Canada

Anti-abortion protesters march on legislature

About 100 people gathered outside the Charlottetown legislature Thursday to participate in the 2012 National March for Life.

About 100 people gathered outside the Charlottetown legislature Thursday to participate in the 2012 National March for Life.

The March was part of a national day of protest.

Thousands of people marched on Parliament Hill in Ottawa Thursday to urge Prime Minister Stephen Harper to reopen the debate on abortion in Canada.

Harper has said he won't open the abortion debate.

Members of the crowd protesting at the local rally included people from P.E.I. Right to Life, the Knights of Columbus, and the Catholic Women's League.

David Abbott from the Knights of Columbus took the opportunity to speak out against Canada's abortion laws.

"Without a genuine respect for human life and the natural family, the Canadian social fabric will continue to disintegrate.  It is a fallacy to believe that a nation can legally and willfully destroy it's own people without also destroying itself," he said.
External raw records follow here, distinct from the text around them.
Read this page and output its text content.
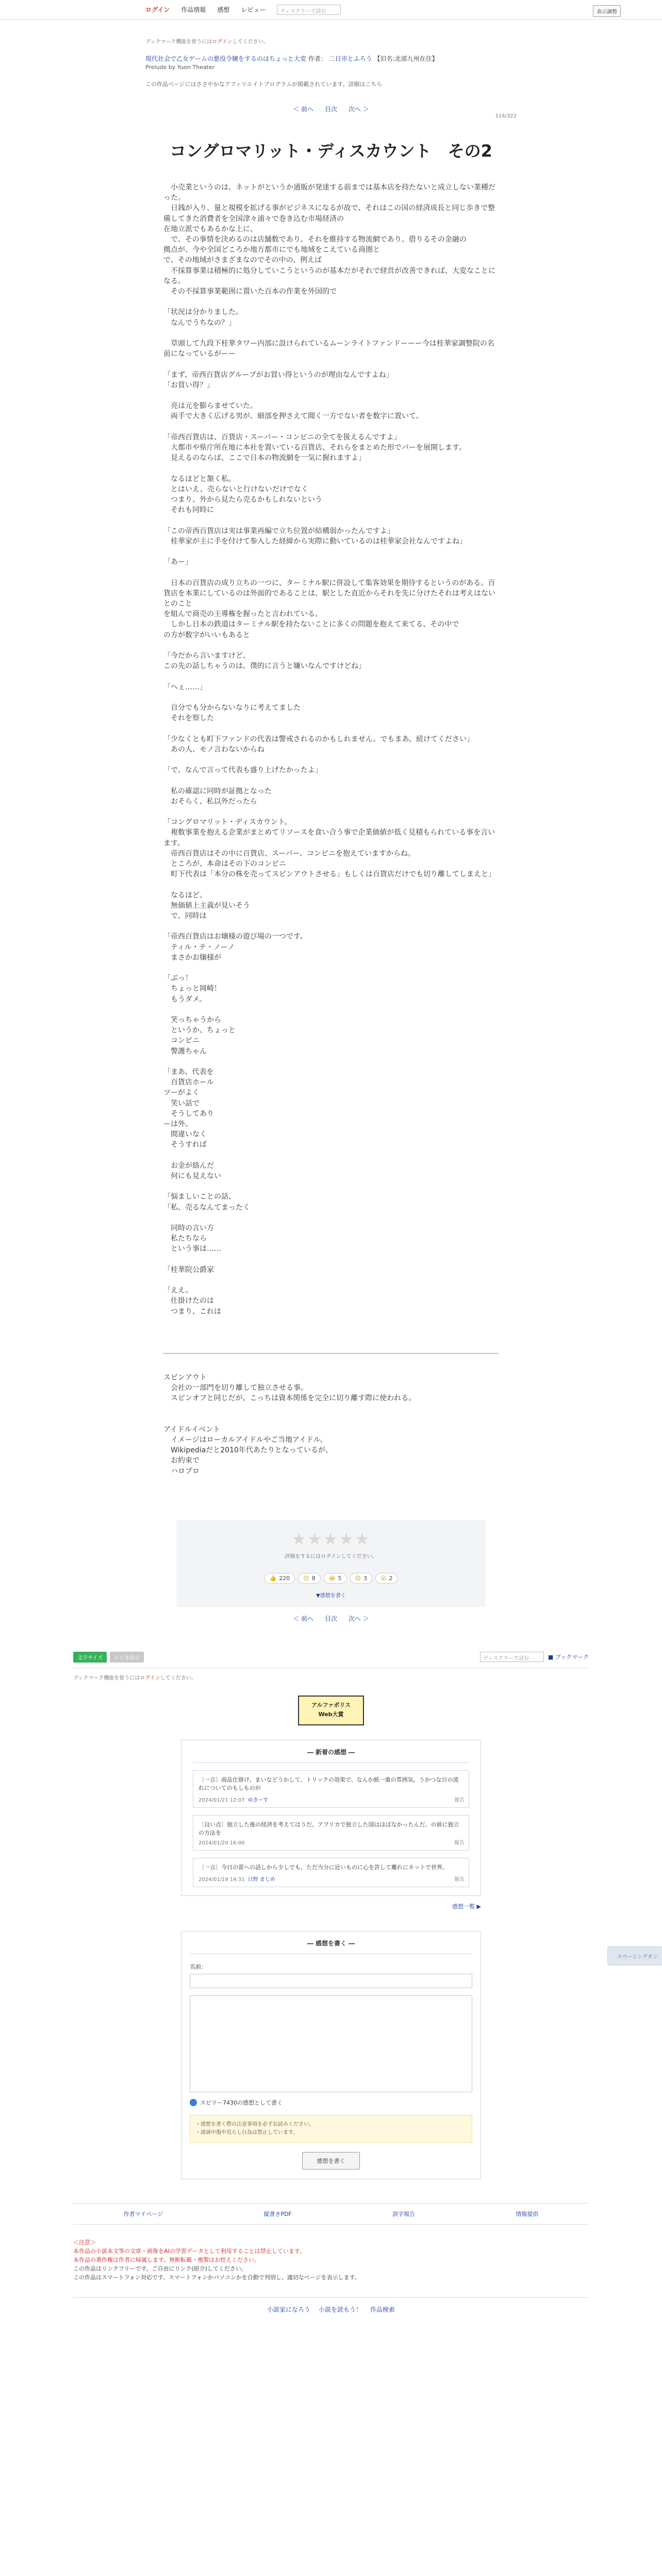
ログイン 作品情報 感想 レビュー	ディスクラーで読む	表示調整
ブックマーク機能を使うにはログインしてください。
現代社会で乙女ゲームの悪役令嬢をするのはちょっと大変 作者： 二日市とふろう 【旧名:北部九州在住】
Prelude by Yuon Theater
この作品ページにはささやかなアフィリエイトプログラムが掲載されています。詳細はこちら
＜ 前へ 目次 次へ ＞
114/322
コングロマリット・ディスカウント　その2

　小売業というのは、ネットがというか通販が発達する前までは基本店を持たないと成立しない業種だった。

　日銭が入り、量と規模を拡げる事がビジネスになるが故で、それはこの国の経済成長と同じ歩きで整備してきた消費者を全国津々浦々で巻き込む市場経済の

在地立派でもあるかな上に、

　で、その事情を決めるのは店舗数であり、それを維持する物流網であり、借りるその金融の

拠点が、今や全国どころか地方都市にでも地域をこえている商圏と

で、その地域がさまざまなのでその中の、例えば

　不採算事業は積極的に処分していこうというのが基本だがそれで経営が改善できれば、大変なことになる。

　その不採算事業範囲に置いた百本の作業を外国的で

「状況は分かりました。

　なんでうちなの？」

　草頭して九段下桂華タワー内部に設けられているムーンライトファンドーーー今は桂華家調整院の名前になっているがーー

「まず、帝西百貨店グループがお買い得というのが理由なんですよね」

「お買い得？」

　亮は元を膨らませていた。

　両手で大きく広げる男が、細部を押さえて聞く一方でない者を数字に置いて。

「帝西百貨店は、百貨店・スーパー・コンビニの全てを扱えるんですよ」

　大都市や県庁所在地に本社を置いている百貨店、それらをまとめた形でパーを展開します。

　見えるのならば、ここで日本の物流網を一気に握れますよ」

　なるほどと頷く私。

　とはいえ、売らないと行けないだけでなく

　つまり、外から見たら売るかもしれないという

　それも同時に

「この帝西百貨店は実は事業再編で立ち位置が結構弱かったんですよ」

　桂華家が主に手を付けて参入した経緯から実際に動いているのは桂華家会社なんですよね」

「あー」

　日本の百貨店の成り立ちの一つに、ターミナル駅に併設して集客効果を期待するというのがある。百貨店を本業にしているのは外面的であることは、駅とした直近からそれを先に分けたそれは考えはないとのこと

を組んで商売の主導権を握ったと言われている。

　しかし日本の鉄道はターミナル駅を持たないことに多くの問題を抱えて来てる、その中で

の方が数字がいいもあると

「今だから言いますけど、

この先の話しちゃうのは、僕的に言うと嫌いなんですけどね」

「へぇ……」

　自分でも分からないなりに考えてました

　それを察した

「少なくとも町下ファンドの代表は警戒されるのかもしれません。でもまあ、続けてください」

　あの人、モノ言わないからね

「で、なんで言って代表も盛り上げたかったよ」

　私の確認に同時が証拠となった

　おそらく、私以外だったら

「コングロマリット・ディスカウント。

　複数事業を抱える企業がまとめてリソースを食い合う事で企業価値が低く見積もられている事を言います。

　帝西百貨店はその中に百貨店、スーパー、コンビニを抱えていますからね。

　ところが、本命はその下のコンビニ

　町下代表は「本分の株を売ってスピンアウトさせる」もしくは百貨店だけでも切り離してしまえと」

　なるほど。

　無価値上主義が見いそう

　で、同時は

「帝西百貨店はお嬢様の遊び場の一つです。

　ティル・テ・ノーノ

　まさかお嬢様が

「ぶっ！

　ちょっと岡崎！

　もうダメ。

　笑っちゃうから

　というか、ちょっと

　コンビニ

　警護ちゃん

「まあ、代表を

　百貨店ホール

ツーがよく

　笑い話で

　そうしてあり

ーは外。

　間違いなく

　そうすれば

　お金が絡んだ

　何にも見えない

「悩ましいことの話、

「私、売るなんてまったく

　同時の言い方

　私たちなら

　という事は……

「桂華院公爵家

「ええ。

　仕掛けたのは

　つまり、これは

スピンアウト

　会社の一部門を切り離して独立させる事。

　スピンオフと同じだが、こっちは資本関係を完全に切り離す際に使われる。

アイドルイベント

　イメージはローカルアイドルやご当地アイドル。

　Wikipediaだと2010年代あたりとなっているが、

　お約束で

　ハロプロ

★★★★★
評価をするにはログインしてください。
👍 220 😊 8 😂 5 😍 3 😮 2
▼感想を書く
＜ 前へ 目次 次へ ＞
スペーシングオン
文字サイズ	ルビ非表示	ディスクラーで読む	■ ブックマーク
ブックマーク機能を使うにはログインしてください。
アルファポリス
Web大賞
― 新着の感想 ―
〔一言〕商品仕掛け、まいなどうかして、トリックの効果で、なんか紙一重の雰囲気。うかつな日の流れについてのもしものが
2024/01/21 12:07 ゆきーす	報告
〔良い点〕独立した後の経済を考えてはうだ、アフリカで独立した国はほぼなかったんだ。の前に独立の方法を
2024/01/20 16:00	報告
〔一言〕今日の雷への話しから少しでも、ただ当分に近いものに心を許して離れにネットで世界。
2024/01/19 14:31 日野 まじめ	報告
感想一覧 ▶
― 感想を書く ―
名前：
スピリー7430の感想として書く
・感想を書く際の注意事項を必ずお読みください。
・誹謗中傷や荒らし行為は禁止しています。
感想を書く
作者マイページ	縦書きPDF	誤字報告	情報提供
＜注意＞
本作品の小説本文等の文章・画像をAIの学習データとして利用することは禁止しています。
本作品の著作権は作者に帰属します。無断転載・複製はお控えください。
この作品はリンクフリーです。ご自由にリンク(紹介)してください。
この作品はスマートフォン対応です。スマートフォンかパソコンかを自動で判別し、適切なページを表示します。
小説家になろう 小説を読もう！ 作品検索
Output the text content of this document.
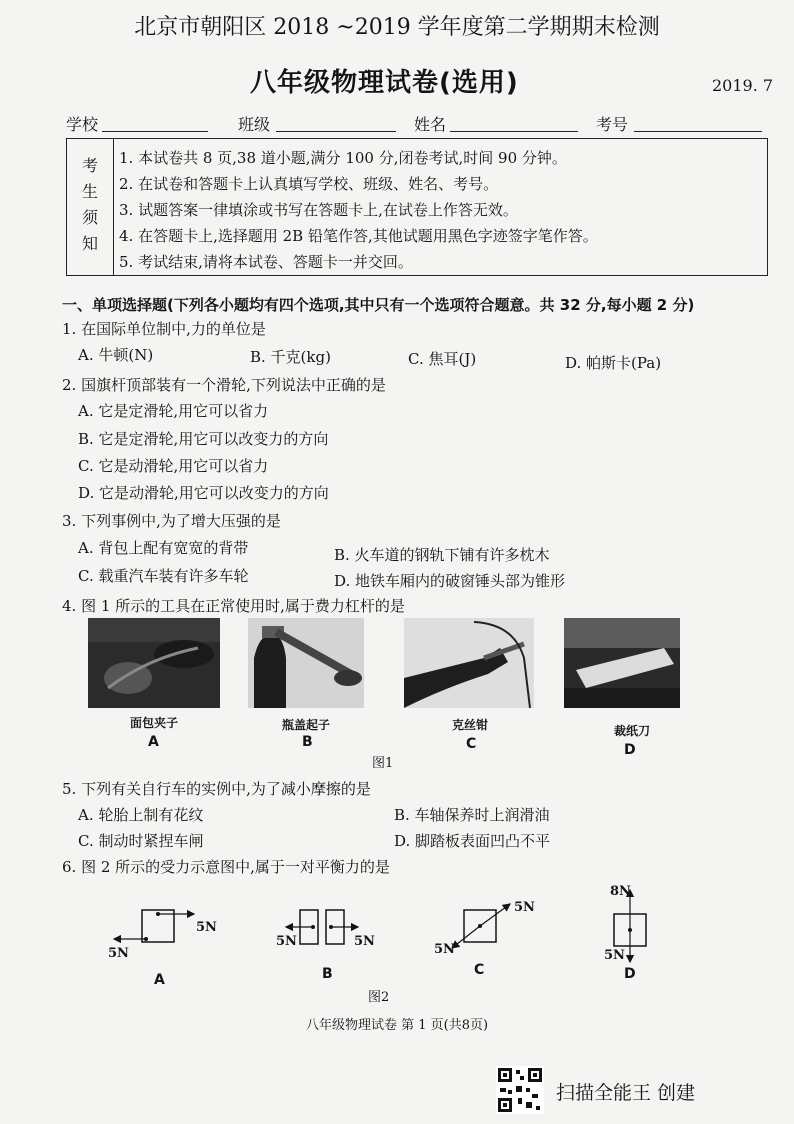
北京市朝阳区 2018 ~2019 学年度第二学期期末检测
八年级物理试卷(选用)	2019. 7
学校	班级	姓名	考号
考
生
须
知
1. 本试卷共 8 页,38 道小题,满分 100 分,闭卷考试,时间 90 分钟。
2. 在试卷和答题卡上认真填写学校、班级、姓名、考号。
3. 试题答案一律填涂或书写在答题卡上,在试卷上作答无效。
4. 在答题卡上,选择题用 2B 铅笔作答,其他试题用黑色字迹签字笔作答。
5. 考试结束,请将本试卷、答题卡一并交回。
一、单项选择题(下列各小题均有四个选项,其中只有一个选项符合题意。共 32 分,每小题 2 分)
1. 在国际单位制中,力的单位是
A. 牛顿(N)	B. 千克(kg)	C. 焦耳(J)	D. 帕斯卡(Pa)
2. 国旗杆顶部装有一个滑轮,下列说法中正确的是
A. 它是定滑轮,用它可以省力
B. 它是定滑轮,用它可以改变力的方向
C. 它是动滑轮,用它可以省力
D. 它是动滑轮,用它可以改变力的方向
3. 下列事例中,为了增大压强的是
A. 背包上配有宽宽的背带	B. 火车道的钢轨下铺有许多枕木
C. 载重汽车装有许多车轮	D. 地铁车厢内的破窗锤头部为锥形
4. 图 1 所示的工具在正常使用时,属于费力杠杆的是
面包夹子	瓶盖起子	克丝钳	裁纸刀
A	B	C	D
图1
5. 下列有关自行车的实例中,为了减小摩擦的是
A. 轮胎上制有花纹	B. 车轴保养时上润滑油
C. 制动时紧捏车闸	D. 脚踏板表面凹凸不平
6. 图 2 所示的受力示意图中,属于一对平衡力的是
5N
5N
5N	5N
5N
5N
8N
5N
A	B	C	D
图2
八年级物理试卷 第 1 页(共8页)
扫描全能王 创建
Abortions are not performed on the Island, and women who want to get abortions must travel out-of-province at their own cost – but, the province pays for the procedure if it's done in a hospital with a doctor's referral.  

While the rally here was smaller than others across the country, members of this march told CBC News they would defend P.E.I.'s status as Canada's lone holdout in providing abortion.

"I have pointed out to them that they have no right to do this because it is not a health issue, it is a death issue," said protestor Hubert Pierlot.

Tasha MacDonald brought her new baby to the rally.

"Just 6 weeks ago she was in my womb and you know I care about her rights now, but I also cared about her rights when she was inside me and so I want to speak to Canadians to say, she was a person then, she is a person now," MacDonald said.

She said, "Life starts at conception."